Hackers Hijack Millions of Computers For Online Ad Scam

More than four million computers around the world were hijacked by hackers who diverted Internet traffic to reap millions of dollars from online advertisements, federal authorities said Wednesday.

The FBI said it had arrested six men from Estonia and charged them with running a sophisticated Internet fraud ring that netted more than $14 million in online advertising revenue.

The two-year FBI investigation, which was dubbed "Operation Ghost Click," found that hackers were running companies that were paid based on the number of times Internet users clicked on links for certain advertisements or how often those ads were displayed on certain websites, authorities said. According to the indictment, the computers were infected with malware when they visited certain websites or downloaded certain software from websites, including software used to watch online videos.

Since 2007, the men infected computers in 100 countries with a virus that redirected unsuspecting Internet users to bogus websites featuring those advertisements, according to an indictment unsealed Wednesday in the US District Court for the Southern District of New York.

"[The indictment] describes an intricate international conspiracy conceived and carried out by sophisticated criminals," FBI Assistant Director in Charge Janice Fedarcyk said.

One part of the scheme involved what authorities call "click-hijacking." When users of the infected computers clicked on a link in a search result, they were redirected to a different website that generated ad revenue for the hackers, authorities said.

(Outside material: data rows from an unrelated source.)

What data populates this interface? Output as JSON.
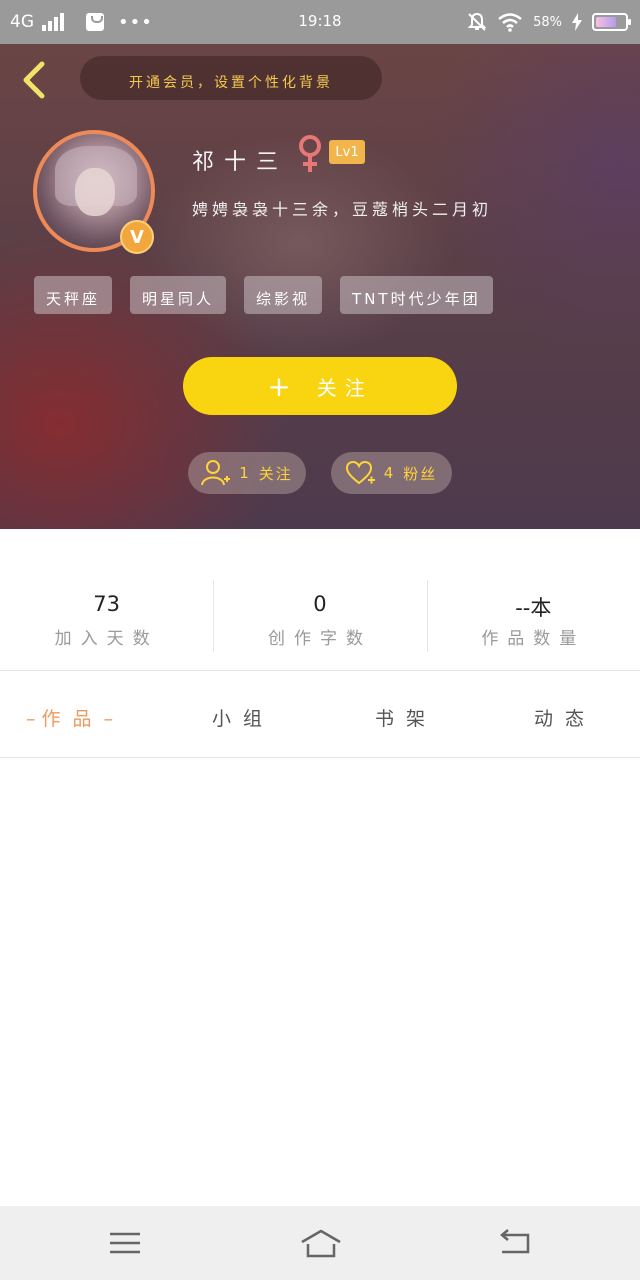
{
  "status_bar": {
    "network": "4G",
    "time": "19:18",
    "battery": "58%",
    "icons": [
      "signal-icon",
      "shopping-bag-icon",
      "more-dots-icon",
      "mute-bell-icon",
      "wifi-icon",
      "charging-icon",
      "battery-icon"
    ]
  },
  "header": {
    "vip_banner": "开通会员，设置个性化背景",
    "username": "祁十三",
    "gender": "female",
    "level": "Lv1",
    "bio": "娉娉袅袅十三余，豆蔻梢头二月初",
    "vip_badge": "V",
    "tags": [
      "天秤座",
      "明星同人",
      "综影视",
      "TNT时代少年团"
    ],
    "follow_button": "关注",
    "following_count": "1",
    "following_label": "关注",
    "fans_count": "4",
    "fans_label": "粉丝"
  },
  "stats": [
    {
      "value": "73",
      "label": "加入天数"
    },
    {
      "value": "0",
      "label": "创作字数"
    },
    {
      "value": "--本",
      "label": "作品数量"
    }
  ],
  "tabs": {
    "works": "作品",
    "groups": "小组",
    "shelf": "书架",
    "feed": "动态",
    "active": "works"
  },
  "colors": {
    "accent_yellow": "#f8d411",
    "active_tab": "#ee9a5e",
    "level_badge": "#f2b54b",
    "gender_icon": "#e97777"
  }
}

For example, if a user searched for the term "itunes," the search result would display the official iTunes website -- www.apple.com/itunes -- but would take the user to another website not affiliated with Apple. Users were similarly rerouted to unaffiliated sites when searching for the official websites of Netflix and the Internal Revenue Service, according to the indictment.

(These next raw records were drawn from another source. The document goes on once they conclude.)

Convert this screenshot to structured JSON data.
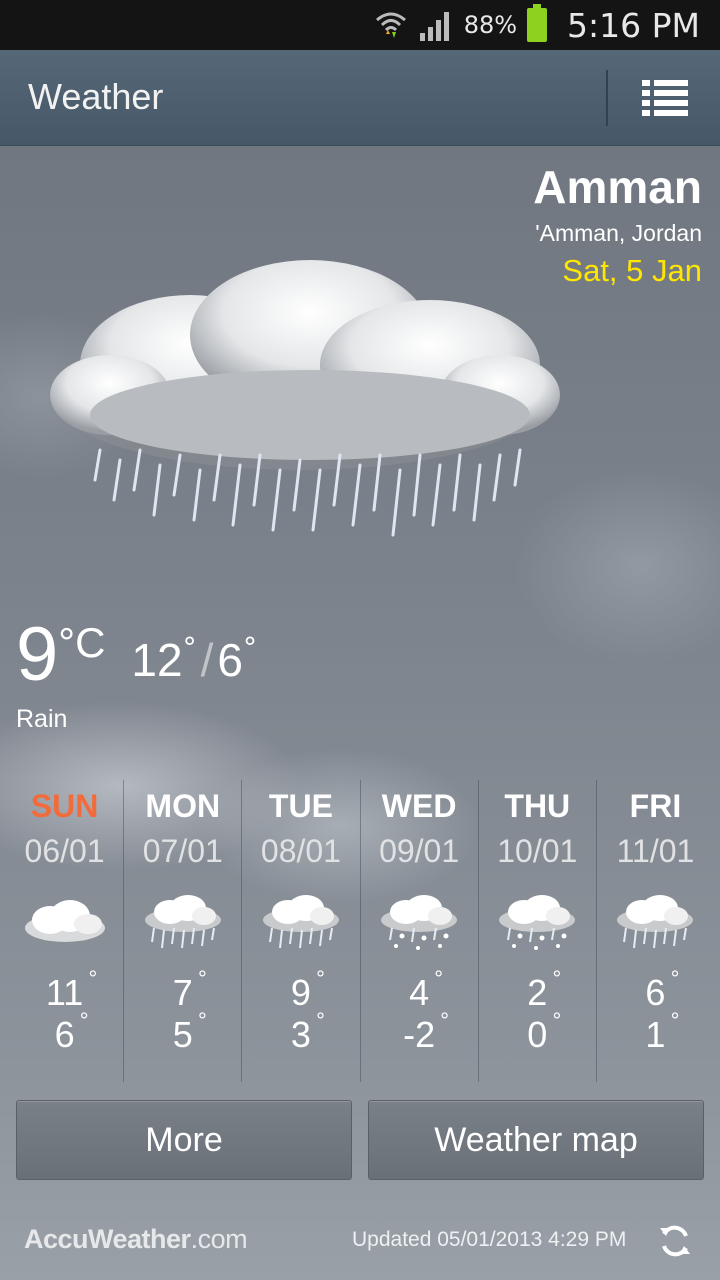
{
  "status_bar": {
    "battery_pct": "88%",
    "time": "5:16 PM",
    "icons": [
      "wifi-icon",
      "signal-icon",
      "battery-icon"
    ]
  },
  "action_bar": {
    "title": "Weather",
    "menu_icon": "list-menu-icon"
  },
  "location": {
    "city": "Amman",
    "region": "'Amman, Jordan",
    "date": "Sat, 5 Jan"
  },
  "current": {
    "temp": "9",
    "unit": "°C",
    "high": "12",
    "low": "6",
    "condition": "Rain",
    "icon": "rain-cloud-icon"
  },
  "forecast": [
    {
      "day": "SUN",
      "date": "06/01",
      "high": "11",
      "low": "6",
      "icon": "cloud-icon",
      "today": true
    },
    {
      "day": "MON",
      "date": "07/01",
      "high": "7",
      "low": "5",
      "icon": "rain-icon"
    },
    {
      "day": "TUE",
      "date": "08/01",
      "high": "9",
      "low": "3",
      "icon": "rain-icon"
    },
    {
      "day": "WED",
      "date": "09/01",
      "high": "4",
      "low": "-2",
      "icon": "snow-rain-icon"
    },
    {
      "day": "THU",
      "date": "10/01",
      "high": "2",
      "low": "0",
      "icon": "snow-rain-icon"
    },
    {
      "day": "FRI",
      "date": "11/01",
      "high": "6",
      "low": "1",
      "icon": "rain-icon"
    }
  ],
  "buttons": {
    "more": "More",
    "map": "Weather map"
  },
  "footer": {
    "brand_main": "AccuWeather",
    "brand_suffix": ".com",
    "updated": "Updated 05/01/2013 4:29 PM"
  },
  "colors": {
    "today_accent": "#f26b3a",
    "date_accent": "#ffe600",
    "battery": "#8fd11f",
    "action_bar": "#4e6070"
  }
}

Another scheme involved what is called "advertising replacement fraud," in which the defendants replaced legitimate advertisements on websites with substitute advertisements that generated revenue for the hackers, authorities said. The defendants were able to replace ads on the websites of the Wall Street Journal, Amazon.com and Espn.com, according to the indictment.

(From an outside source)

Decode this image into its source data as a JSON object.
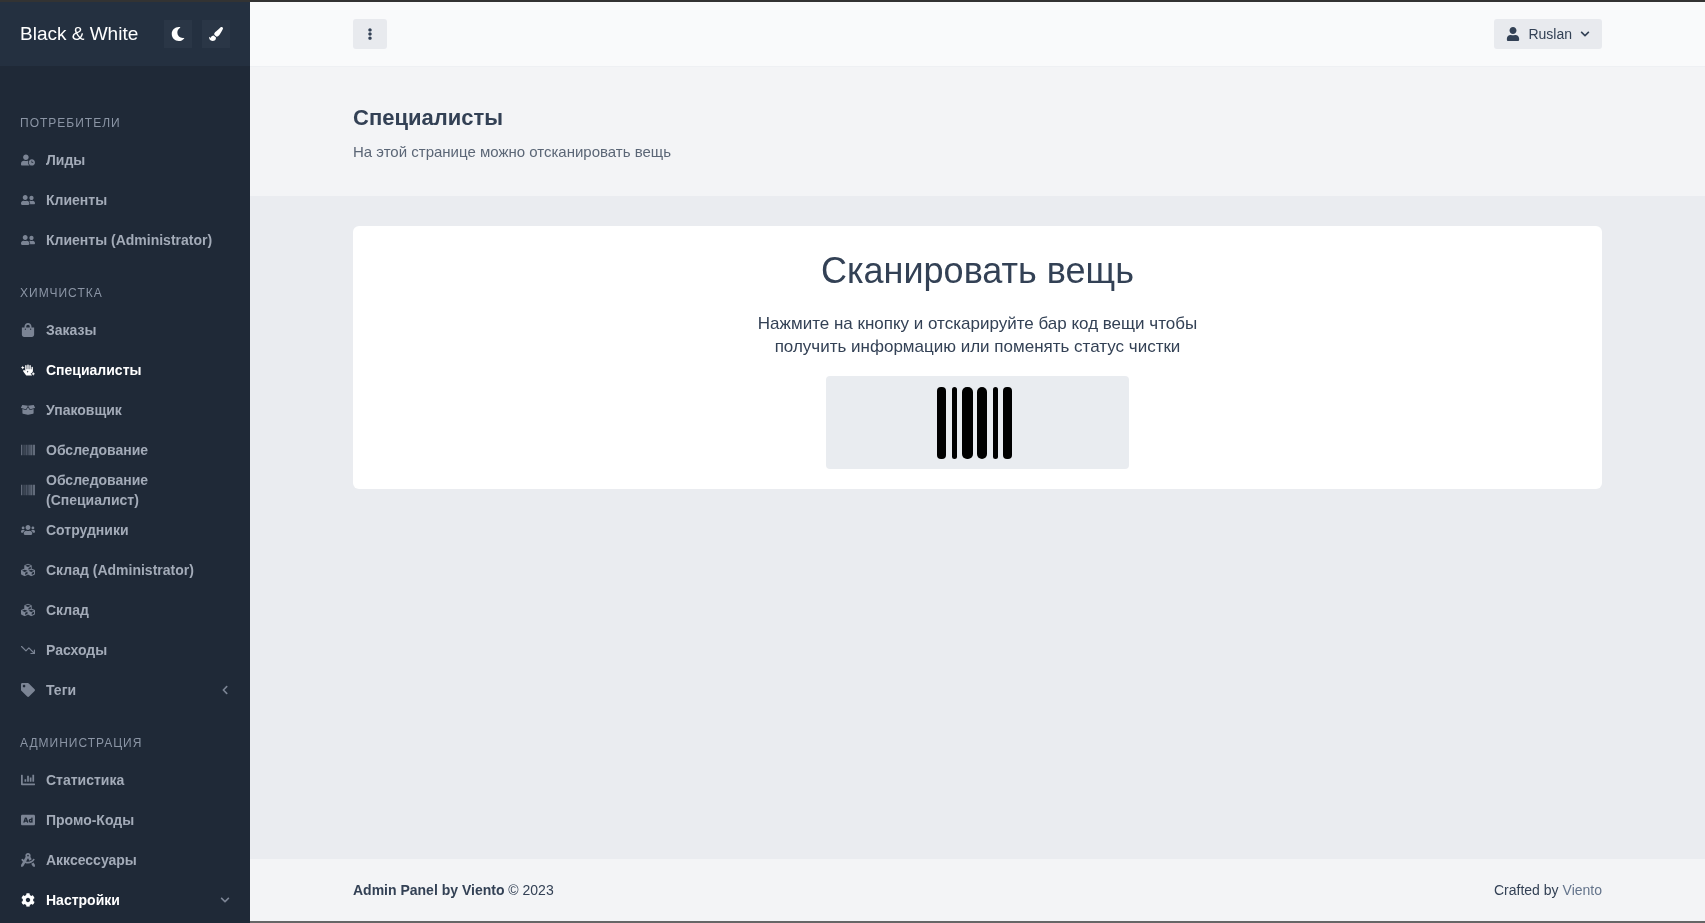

Those charged are Vladimir Tsastsin, Timur Gerassimenko, Dmitri Jegorov, Valeri Aleksejev, Konstantin Poltev and Anton Ivanov. They were arrested Tuesday in Estonia by local authorities, and the U.S. will seek to extradite them, the FBI said. A seventh alleged hacker, Andrey Taame of Russia, has been charged but not yet arrested.

The malware used in the scheme is called a "DNSChanger" and was also designed to prevent the infected computers from installing antivirus software updates. The defendants registered thousands of IP addresses and rented servers from a data center in New York to run the scheme, authorities said.

Fedarcyk said the online fraud ring shows the dark side of what Thomas Friedman described in his popular book "The World is Flat."

"By identifying subjects in Estonia who caused a server in Manhattan to direct a user in Germany to a website in California, the FBI has proved the world is truly flat," Fedarcyk said.